The character of a nation is reflected in the character of its citizens.

A nation's institutions, laws, and monuments reveal its aspirations, but its citizens' everyday conduct reveals its actual character. A country can draft an exemplary constitution and still fail to embody its values if its people routinely disregard queues, public property, or the rights of others in daily life; conversely, a nation's resilience during crisis — the willingness of ordinary citizens to help strangers during a flood or share scarce resources during scarcity — often reveals a civic character no law could have legislated into existence. This is why nation-building is rarely completed by policy alone: it requires cultivating, generation after generation, habits of honesty, civic responsibility, and mutual respect among ordinary people, since institutions ultimately depend on the citizens who staff, obey, and hold them accountable. A nation's character, in the end, is not written into its founding documents but practised, or neglected, in its streets.

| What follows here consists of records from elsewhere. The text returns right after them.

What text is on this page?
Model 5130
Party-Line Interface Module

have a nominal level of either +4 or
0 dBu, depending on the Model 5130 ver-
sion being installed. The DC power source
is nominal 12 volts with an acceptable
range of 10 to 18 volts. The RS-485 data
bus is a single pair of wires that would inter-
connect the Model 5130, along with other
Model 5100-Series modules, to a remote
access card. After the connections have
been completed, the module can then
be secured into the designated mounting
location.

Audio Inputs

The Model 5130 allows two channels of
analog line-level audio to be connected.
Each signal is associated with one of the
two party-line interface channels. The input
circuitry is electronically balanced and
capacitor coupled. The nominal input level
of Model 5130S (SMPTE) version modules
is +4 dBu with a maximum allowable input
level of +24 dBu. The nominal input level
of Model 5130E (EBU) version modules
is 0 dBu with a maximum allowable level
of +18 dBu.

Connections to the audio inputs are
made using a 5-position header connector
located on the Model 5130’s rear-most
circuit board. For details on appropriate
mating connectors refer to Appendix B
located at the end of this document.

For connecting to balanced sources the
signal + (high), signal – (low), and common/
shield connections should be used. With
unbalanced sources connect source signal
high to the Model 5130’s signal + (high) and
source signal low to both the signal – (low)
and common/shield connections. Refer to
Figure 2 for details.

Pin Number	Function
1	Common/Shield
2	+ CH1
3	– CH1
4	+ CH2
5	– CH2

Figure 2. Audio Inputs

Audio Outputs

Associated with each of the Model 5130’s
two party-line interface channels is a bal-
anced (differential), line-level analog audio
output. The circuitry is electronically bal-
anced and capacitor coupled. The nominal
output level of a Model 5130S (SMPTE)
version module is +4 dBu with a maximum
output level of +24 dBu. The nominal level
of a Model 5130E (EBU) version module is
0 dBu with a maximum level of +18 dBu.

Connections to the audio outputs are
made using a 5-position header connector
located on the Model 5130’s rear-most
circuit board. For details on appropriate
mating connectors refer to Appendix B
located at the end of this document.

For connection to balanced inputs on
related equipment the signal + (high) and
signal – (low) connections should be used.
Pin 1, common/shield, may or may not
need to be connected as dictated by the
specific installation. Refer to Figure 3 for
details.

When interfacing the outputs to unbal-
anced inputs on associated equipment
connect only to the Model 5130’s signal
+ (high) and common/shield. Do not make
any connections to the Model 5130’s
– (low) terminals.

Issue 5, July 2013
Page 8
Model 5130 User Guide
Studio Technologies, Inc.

Prevention is better than cure — a principle beyond medicine.

Though the phrase originated in medicine, its logic extends well beyond the clinic. A dam maintained before the monsoon costs a fraction of the relief operation required after it breaches; a forest conserved costs less than the flood-control infrastructure needed once its cover is lost; a child educated costs the state far less than the welfare and law-enforcement burden of an under-served population later in life. In each case, prevention demands a discipline modern institutions find difficult: spending resources today against a cost that has not yet materialised and may be doubted by those approving the budget. Cure, by contrast, responds to a visible, urgent crisis that commands attention and funding almost automatically. Genuine governance maturity lies in resisting this bias — in treating an uneventful year, in which a disaster was quietly averted, as no less a success than a dramatic, well-publicised recovery from one that was not.